Client Concentration and Revenue Diversification
Top Clients and Sectoral Exposure
Syngene’s top two clients, BMS and Zoetis, contributed 41% to overall revenues in FY2025. Notably, the company’s long-term manufacturing contract for Librela with Zoetis remains a key revenue stream, although FY2026 is expected to see a temporary dip due to inventory destocking. Nevertheless, underlying demand for Librela remains robust, and Syngene continues to be the primary drug substance supplier for Zoetis.
Financial Performance and Growth Outlook
Consistent Revenue and Profit Expansion
Kotak forecasts a 15% CAGR in sales from FY2025-28E, underpinned by strong momentum in both discovery and CDMO segments. EBITDA margins are expected to recover post-FY2026 as facility utilization improves and the product mix shifts towards higher-margin biologics and integrated projects.
Geographical Revenue Mix
The United States remains the largest contributor to Syngene’s revenues, with a growing share from Europe and other international markets as the company expands its global footprint.

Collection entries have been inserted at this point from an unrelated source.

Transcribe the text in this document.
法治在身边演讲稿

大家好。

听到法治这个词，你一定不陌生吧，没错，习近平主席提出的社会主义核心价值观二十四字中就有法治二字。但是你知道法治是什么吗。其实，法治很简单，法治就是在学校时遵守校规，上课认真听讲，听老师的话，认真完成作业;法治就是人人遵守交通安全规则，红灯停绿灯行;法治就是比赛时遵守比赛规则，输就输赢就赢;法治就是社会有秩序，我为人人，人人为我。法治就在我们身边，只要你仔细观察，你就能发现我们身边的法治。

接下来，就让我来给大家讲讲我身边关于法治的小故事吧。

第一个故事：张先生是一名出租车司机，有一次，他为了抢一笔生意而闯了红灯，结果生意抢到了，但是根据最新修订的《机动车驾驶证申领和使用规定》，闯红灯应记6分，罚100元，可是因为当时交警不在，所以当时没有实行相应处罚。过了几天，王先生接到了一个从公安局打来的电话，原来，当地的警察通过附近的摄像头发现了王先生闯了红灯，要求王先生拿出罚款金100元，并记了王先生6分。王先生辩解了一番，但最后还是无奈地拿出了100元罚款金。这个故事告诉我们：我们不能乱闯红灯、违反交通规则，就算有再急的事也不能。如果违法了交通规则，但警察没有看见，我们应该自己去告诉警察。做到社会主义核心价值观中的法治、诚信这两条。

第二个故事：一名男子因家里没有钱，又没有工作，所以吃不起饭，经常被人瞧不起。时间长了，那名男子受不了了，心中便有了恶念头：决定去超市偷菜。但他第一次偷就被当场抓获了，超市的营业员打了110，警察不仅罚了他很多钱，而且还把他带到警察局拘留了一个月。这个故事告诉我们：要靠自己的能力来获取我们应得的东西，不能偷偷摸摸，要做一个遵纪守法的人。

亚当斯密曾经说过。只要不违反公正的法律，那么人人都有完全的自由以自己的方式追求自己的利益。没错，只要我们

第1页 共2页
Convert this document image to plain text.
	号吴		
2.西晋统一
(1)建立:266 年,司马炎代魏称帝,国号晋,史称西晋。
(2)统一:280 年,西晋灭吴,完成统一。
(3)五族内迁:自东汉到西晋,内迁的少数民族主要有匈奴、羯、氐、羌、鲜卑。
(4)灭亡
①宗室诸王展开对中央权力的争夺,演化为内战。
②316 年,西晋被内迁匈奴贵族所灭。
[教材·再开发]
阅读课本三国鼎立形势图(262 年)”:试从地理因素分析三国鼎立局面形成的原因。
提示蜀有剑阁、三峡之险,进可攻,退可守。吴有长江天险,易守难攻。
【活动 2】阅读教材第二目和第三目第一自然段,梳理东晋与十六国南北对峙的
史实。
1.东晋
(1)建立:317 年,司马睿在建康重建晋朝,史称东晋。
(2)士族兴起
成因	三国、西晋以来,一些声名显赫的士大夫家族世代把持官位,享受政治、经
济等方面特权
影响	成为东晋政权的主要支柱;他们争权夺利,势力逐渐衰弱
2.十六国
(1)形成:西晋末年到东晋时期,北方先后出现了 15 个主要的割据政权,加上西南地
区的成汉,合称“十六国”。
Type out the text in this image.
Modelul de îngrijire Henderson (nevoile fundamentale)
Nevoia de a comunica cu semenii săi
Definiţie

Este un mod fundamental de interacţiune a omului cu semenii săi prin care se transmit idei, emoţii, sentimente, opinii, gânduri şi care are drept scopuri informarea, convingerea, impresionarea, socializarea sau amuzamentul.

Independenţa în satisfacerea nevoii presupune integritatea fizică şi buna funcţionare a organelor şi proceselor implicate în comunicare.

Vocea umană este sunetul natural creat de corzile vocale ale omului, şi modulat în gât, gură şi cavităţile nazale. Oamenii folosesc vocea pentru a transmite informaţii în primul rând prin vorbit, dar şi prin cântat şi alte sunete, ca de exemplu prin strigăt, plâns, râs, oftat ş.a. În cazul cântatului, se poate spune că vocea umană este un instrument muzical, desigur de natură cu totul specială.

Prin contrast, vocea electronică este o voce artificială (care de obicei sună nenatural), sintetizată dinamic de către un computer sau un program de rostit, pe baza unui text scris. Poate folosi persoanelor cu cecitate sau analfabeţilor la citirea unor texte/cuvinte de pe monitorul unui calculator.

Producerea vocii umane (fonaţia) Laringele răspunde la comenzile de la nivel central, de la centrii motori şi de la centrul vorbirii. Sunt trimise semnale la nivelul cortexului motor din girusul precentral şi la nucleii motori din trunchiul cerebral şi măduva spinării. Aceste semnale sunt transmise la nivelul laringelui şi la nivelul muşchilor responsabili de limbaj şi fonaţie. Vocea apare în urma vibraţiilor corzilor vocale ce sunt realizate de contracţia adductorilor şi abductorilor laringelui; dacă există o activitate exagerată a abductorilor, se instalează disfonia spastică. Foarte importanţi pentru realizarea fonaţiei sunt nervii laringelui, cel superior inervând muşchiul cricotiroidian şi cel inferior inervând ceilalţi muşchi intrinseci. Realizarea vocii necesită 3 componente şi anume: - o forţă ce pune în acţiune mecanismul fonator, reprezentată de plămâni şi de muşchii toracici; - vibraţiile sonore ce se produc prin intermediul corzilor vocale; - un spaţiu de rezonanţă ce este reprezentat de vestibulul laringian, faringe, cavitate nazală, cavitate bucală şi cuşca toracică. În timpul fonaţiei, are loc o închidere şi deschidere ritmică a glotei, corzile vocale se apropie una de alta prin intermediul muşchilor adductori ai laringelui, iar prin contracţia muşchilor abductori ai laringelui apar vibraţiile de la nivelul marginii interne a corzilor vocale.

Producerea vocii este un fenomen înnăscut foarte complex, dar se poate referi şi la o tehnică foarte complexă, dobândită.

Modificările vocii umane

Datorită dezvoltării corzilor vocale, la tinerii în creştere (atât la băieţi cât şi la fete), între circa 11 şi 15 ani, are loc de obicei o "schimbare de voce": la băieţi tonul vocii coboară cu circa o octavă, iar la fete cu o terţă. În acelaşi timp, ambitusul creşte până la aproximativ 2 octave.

Risks and Investment Considerations
Funding Environment Remains a Key Variable
The primary risk to the growth outlook is the uncertain recovery in global biotech funding, which could delay decision-making and contract conversion in the CRO segment. However, Syngene’s diversified client base and strategic investments in high-growth verticals are expected to mitigate these risks over the medium term.
A Compelling Growth Story with Upside Potential
Investor Takeaway
Kotak Institutional Equities’ BUY recommendation on Syngene International is anchored in the company’s strong execution, expanding capabilities in biologics and advanced therapeutics, and a clear path to margin and revenue growth. With a fair value target of Rs 825 and a projected return exceeding 15% over the next year, Syngene stands out as a premier play in the Indian pharmaceutical contract research and manufacturing landscape.